A study of these cases leads us to the following conclusions: (a) That the limitation never applied to the intestate’s real estate; (6) that it applied only to relatives and not to creditors; (c) that it has for its object the protection of administrators in the event of a bona fide distribution of the personal assets of the deceased without notice or knowledge of the existence of next of kin entitled to participate in the distribution of the estate.
The precise question which confronts us has apparently never been raised before in our courts, that is, whether the court, before distribution, may direct a forfeiture of the missing relative’s distributive share and award it to the remaining next of kin. Our study of the cases leads us to the conclusion that the legislature did not contemplate such a result.

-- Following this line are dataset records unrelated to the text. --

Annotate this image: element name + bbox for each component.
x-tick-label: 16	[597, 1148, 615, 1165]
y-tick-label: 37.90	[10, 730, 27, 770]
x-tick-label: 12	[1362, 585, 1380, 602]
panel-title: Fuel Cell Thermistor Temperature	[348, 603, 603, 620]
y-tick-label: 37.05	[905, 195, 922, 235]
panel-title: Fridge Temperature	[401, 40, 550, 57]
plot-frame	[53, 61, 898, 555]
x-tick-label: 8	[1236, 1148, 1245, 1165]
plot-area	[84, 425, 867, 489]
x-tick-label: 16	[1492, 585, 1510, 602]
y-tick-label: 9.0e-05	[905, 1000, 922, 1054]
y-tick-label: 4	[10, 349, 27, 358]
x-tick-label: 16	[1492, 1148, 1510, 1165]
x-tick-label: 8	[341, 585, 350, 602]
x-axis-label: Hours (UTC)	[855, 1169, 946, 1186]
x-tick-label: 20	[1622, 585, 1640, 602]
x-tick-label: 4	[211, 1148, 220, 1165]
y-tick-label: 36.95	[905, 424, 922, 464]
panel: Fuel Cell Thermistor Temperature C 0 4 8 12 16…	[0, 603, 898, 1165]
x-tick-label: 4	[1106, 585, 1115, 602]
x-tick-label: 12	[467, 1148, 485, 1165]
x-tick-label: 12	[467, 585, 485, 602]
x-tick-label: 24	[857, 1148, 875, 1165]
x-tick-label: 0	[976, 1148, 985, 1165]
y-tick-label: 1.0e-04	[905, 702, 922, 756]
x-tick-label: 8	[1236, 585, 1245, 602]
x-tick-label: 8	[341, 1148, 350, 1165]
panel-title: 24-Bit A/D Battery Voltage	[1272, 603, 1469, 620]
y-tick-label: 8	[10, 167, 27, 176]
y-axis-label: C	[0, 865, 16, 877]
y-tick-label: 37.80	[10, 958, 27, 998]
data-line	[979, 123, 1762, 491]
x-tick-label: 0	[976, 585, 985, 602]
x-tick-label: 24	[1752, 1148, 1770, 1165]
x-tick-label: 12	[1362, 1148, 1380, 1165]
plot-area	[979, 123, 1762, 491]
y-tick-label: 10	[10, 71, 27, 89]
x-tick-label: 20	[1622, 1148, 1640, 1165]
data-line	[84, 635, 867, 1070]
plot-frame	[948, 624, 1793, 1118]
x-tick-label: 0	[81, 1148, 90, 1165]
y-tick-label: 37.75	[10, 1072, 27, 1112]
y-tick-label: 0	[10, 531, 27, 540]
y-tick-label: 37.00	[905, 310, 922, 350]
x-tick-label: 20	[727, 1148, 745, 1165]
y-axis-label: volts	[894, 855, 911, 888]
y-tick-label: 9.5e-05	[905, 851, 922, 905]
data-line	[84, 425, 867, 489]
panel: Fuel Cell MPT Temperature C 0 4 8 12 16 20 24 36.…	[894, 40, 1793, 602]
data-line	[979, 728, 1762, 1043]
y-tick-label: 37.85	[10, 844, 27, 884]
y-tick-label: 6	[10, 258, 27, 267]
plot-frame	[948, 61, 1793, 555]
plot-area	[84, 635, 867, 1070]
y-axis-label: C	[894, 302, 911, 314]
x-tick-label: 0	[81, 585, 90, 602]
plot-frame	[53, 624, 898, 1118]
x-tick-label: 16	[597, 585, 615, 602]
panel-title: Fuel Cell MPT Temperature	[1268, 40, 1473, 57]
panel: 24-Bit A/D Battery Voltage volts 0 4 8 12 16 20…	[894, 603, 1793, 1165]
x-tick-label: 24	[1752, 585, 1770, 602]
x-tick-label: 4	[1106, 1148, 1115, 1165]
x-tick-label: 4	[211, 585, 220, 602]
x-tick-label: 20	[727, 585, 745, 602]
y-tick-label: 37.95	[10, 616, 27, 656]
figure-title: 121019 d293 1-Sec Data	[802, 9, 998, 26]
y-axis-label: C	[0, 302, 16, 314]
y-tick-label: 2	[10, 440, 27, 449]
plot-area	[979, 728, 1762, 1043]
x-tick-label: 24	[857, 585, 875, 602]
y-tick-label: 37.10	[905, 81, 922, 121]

In the instant case the claim of the missing husband is actually before the court. The administrator, as well as the court, has knowledge of the fact that at the time of the decedent’s death she left a husband entitled to take. The fact that he did not appear “to lay legal claim” to his share is unimportant because the administrator stands in a trust relationship to all of the next of kin, and a demand by them is not necessary. The husband, in this ease, had the right to sit by without taking any action relying upon the administrator’s obligation to deliver to him his distributive share of the estate: Merrick’s Estate, 1 Ash. 305.
The uncertainty which existed in 1841 at the time of the decision in Blackmore v. Gregg, supra, with respect to the duties of administrators if decedent’s next of kin could not be located, no longer exists. The various escheat statutes enacted by our legislature, and particularly *175article XIII of The Fiscal Code of April 9,1929, P. L. 343, outlines a procedure which is a complete protection for the administrator. Under its provisions it is mandatory upon the fiduciary to follow a course which results in the fund being paid into the State Treasury without escheat. The act completely exonerates him from liability when such payment is made. It also provides machinery for a return of the money to the proper claimant when he appears and makes claim therefor: Section 504.
The exceptions are therefore sustained. Since no exceptions were taken to the allowance of the various claims aggregating $257 and the costs of $234.44 incurred in the proceedings before the master, the award of these items is confirmed. The accountant is directed to pay the balance of the fund in its possession, through the Department of Revenue, into the State Treasury pursuant to The Fiscal Code, supra, sec. 1314. This order is made with the approval of the learned auditing judge, in accordance with his concurring opinion this day filed.